/vec2vec

vectors beget vectors

Primary LanguageHTML

vec2vec

vectors beget vectors

(inspired by https://pydata.org/london2019/schedule/presentation/55/goofing-off-with-fun-big-data/)

Idea

This was a play-around with the idea:

  • if word2vec is a method which allows an N-dimensional space of word embeddings to be derived from a corpus where those words occur, with distance in that space being correlated with probability of co-occurrence in corpus
  • then can word2vec be used to derive a 2d space of points, if the words are points in the 2d space and the sentences are paths through the space?

Method

My method to test this was:

  • Create a 10 x 10 grid
  • Randomly sample P paths from that grid, where the paths are:
    • minimal paths of length 2 i.e. from (x1,y1) to (x2,y2)
    • the start and end points have a min/max manhattan distance of 2 and 3, respectively
  • Convert paths to a corpus, where each path is a separate line
  • Train word2vec on that corpus, with a dimension D, and all other parameters set to defaults
  • For the resulting model, go over each word (point) and ask for the 8 most similar words (points) ranked by cosine similarity
  • Visualise:
    • Interpet those similarities as distances between points
    • Color points based on their grid position
    • Render as a force-layout graph where the graph can:
      • be left to lay itself out based on balance of forces
      • or be forced to conform to the known 10 x 10 grid positions
  • Manually evaluate whether it has learned the grid by looking for:
    • Local clustering of points with similar colors indicating similar grid positions
    • Lack of far-links i.e. seeing points generally connecting to local points and not jumping past them to more distant points

Results

I tried varying P, number of paths, and D, number of dimensions. You can see the result here: https://vibrant-curran-b40bc3.netlify.com/

Based on above, my answer seems to be: maybe i.e. it seems to be learning some structure but it's not a clear grid with no far-links.

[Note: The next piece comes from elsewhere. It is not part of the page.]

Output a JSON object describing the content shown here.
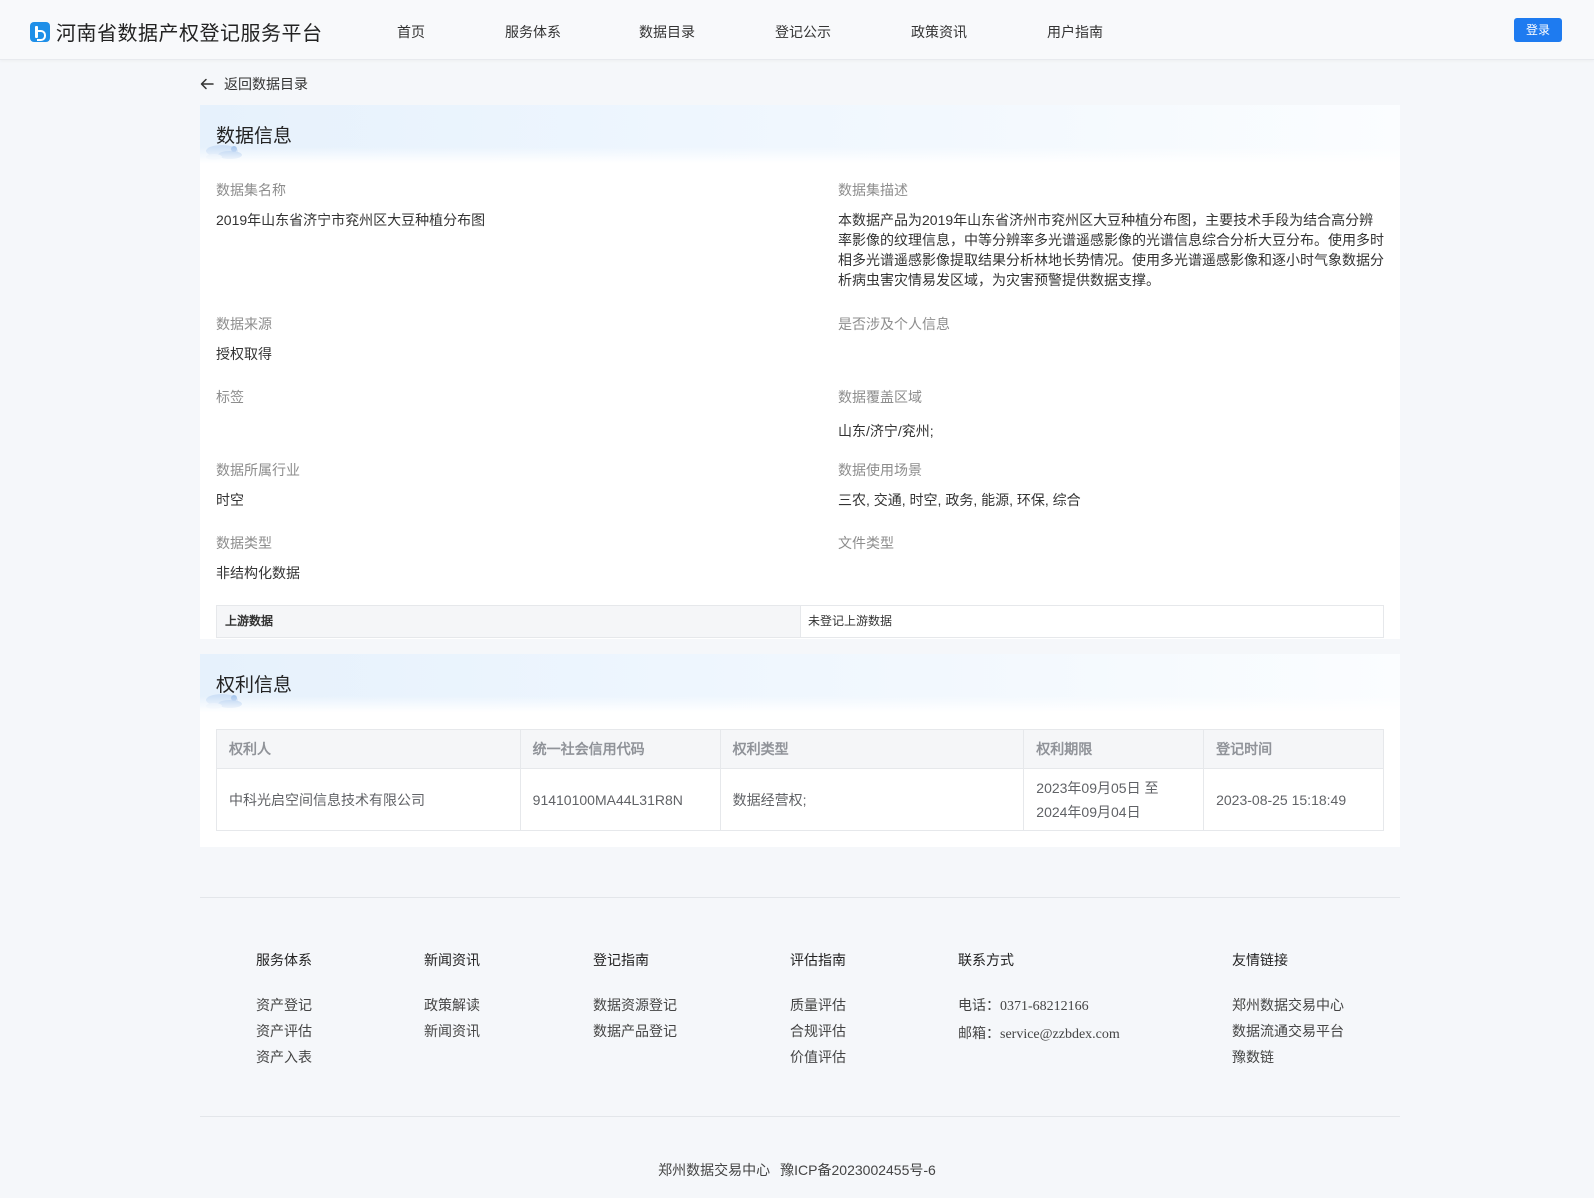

Note that I was temporarily fooled by allowing the manhattan distance to be 1 i.e. points right next to each other. This produced nice grids, though still not perfect. I change the minimum distance to be 2 so that it would be forced to learn local structure of space through samples of larger leaps through the space.

Implementation

This is a first implementation, done on holiday for fun, so is bit hacky and likely has some mistakes.

Also, I delibrately chose to play around with a few implementation languages (Rust) and libraries (Svelte) which are not strictly needed.